2. Daytona sandboxes were missing `node`/`npm`/`npx`, while the installed Codex ACP launcher is `npx @zed-industries/codex-acp`. Session initialization could hang/time out because the launcher dependency chain was incomplete.
### Attempted Fix / Workaround
1. Removed the local `45s` timeout wrapper around `SandboxAgent.createSession()` in backend integration.
2. Updated sandbox-instance retry classification to avoid immediate retries for timeout/504 failures, while still retrying quick transient transport failures (502/503/connection reset/refused).
3. Kept Daytona on published `sandbox-agent 0.2.0` and set `SANDBOX_AGENT_ACP_REQUEST_TIMEOUT_MS` via backend env override (`HF_SANDBOX_AGENT_ACP_REQUEST_TIMEOUT_MS`, default `120000`).
4. Updated Daytona bootstrap to install `nodejs` + `npm` (and validate `npx` availability) so `codex-acp` launcher can run.
### Outcome
- `createSession` no longer races itself due local timeout.
- Timeout errors are surfaced directly instead of hidden behind repeated local timeout retries.
- Daytona sandboxes keep published sandbox-agent bootstrap with compatible runtime prerequisites for Codex ACP launch.

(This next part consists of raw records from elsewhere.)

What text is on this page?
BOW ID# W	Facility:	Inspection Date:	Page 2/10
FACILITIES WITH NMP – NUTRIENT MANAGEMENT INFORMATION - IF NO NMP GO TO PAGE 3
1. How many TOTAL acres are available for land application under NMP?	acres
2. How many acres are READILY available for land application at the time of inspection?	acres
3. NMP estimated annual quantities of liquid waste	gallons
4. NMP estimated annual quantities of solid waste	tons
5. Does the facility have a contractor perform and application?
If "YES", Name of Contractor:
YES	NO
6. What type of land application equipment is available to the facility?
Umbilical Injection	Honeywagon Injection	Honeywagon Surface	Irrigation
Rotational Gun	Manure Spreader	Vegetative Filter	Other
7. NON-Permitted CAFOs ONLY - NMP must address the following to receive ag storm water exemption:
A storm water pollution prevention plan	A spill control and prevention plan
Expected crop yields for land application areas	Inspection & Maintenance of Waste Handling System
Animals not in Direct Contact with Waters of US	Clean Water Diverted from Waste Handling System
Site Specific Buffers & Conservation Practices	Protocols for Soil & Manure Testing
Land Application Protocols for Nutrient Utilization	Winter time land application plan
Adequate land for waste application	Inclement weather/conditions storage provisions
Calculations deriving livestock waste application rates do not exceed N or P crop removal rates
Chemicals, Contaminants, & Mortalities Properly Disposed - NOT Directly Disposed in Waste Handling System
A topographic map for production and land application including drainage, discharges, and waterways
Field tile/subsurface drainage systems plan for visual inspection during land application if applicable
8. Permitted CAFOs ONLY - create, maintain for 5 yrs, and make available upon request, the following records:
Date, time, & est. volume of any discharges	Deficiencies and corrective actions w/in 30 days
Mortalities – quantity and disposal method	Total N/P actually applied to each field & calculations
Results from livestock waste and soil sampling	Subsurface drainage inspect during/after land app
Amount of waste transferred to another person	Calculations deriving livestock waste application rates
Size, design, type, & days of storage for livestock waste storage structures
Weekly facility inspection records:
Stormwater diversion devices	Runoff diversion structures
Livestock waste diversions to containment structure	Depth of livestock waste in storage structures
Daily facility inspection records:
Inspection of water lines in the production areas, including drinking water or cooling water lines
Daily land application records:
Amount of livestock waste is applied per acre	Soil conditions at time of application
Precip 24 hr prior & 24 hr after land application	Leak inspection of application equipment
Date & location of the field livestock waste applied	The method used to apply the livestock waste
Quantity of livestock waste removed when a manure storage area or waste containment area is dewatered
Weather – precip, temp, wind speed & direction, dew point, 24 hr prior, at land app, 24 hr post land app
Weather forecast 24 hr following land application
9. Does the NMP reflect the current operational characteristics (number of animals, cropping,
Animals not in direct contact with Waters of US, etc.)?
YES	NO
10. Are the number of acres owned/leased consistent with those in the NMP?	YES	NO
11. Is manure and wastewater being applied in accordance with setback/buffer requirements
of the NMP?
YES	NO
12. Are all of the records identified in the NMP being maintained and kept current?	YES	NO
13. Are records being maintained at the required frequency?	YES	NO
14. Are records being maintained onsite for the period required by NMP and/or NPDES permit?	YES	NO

## 2026-02-08 - uncommitted
### What I Was Working On
Wiring task initialization to create/poll sandbox-agent sessions through provider-resolved endpoints.
### Friction / Issue
Local test runs cannot assume a live sandbox-agent backend, so session bootstrap is inherently optional in tests and on clean machines.
### Attempted Fix / Workaround
1. Wrapped session creation in guarded error handling during task initialization.
2. Persisted task state as `queued` when session creation fails, while keeping sandbox metadata written.
3. Continued status tracking through runtime messages when a session is available.
### Outcome
- Task creation remains deterministic without hard dependency on a running sandbox-agent process.
- Behavior is testable in CI/local environments that do not run sandbox-agent.
## 2026-02-12 - uncommitted
### What I Was Working On
Upgrading backend integration from legacy sandbox-agent session endpoints to `sandbox-agent@0.2.0` and validating Daytona-backed execution.
### Friction / Issue
`0.2.0` no longer exposes the legacy session REST endpoints used by the backend integration; direct session create/status polling via those paths returns `404`.
### Attempted Fix / Workaround
1. Switched backend integration to `sandbox-agent` SDK (`SandboxAgent.connect`, `createSession`, `getSession`, `getEvents`).
2. Added status inference from SDK state/events for compatibility with existing task status sync actor.
3. Upgraded Daytona provider to install/start `sandbox-agent 0.2.0` in sandboxes and expose a preview endpoint for SDK calls.
### Outcome
- Backend no longer depends on removed legacy session REST endpoints.
- Daytona flow is aligned with `sandbox-agent 0.2.0` runtime and SDK usage.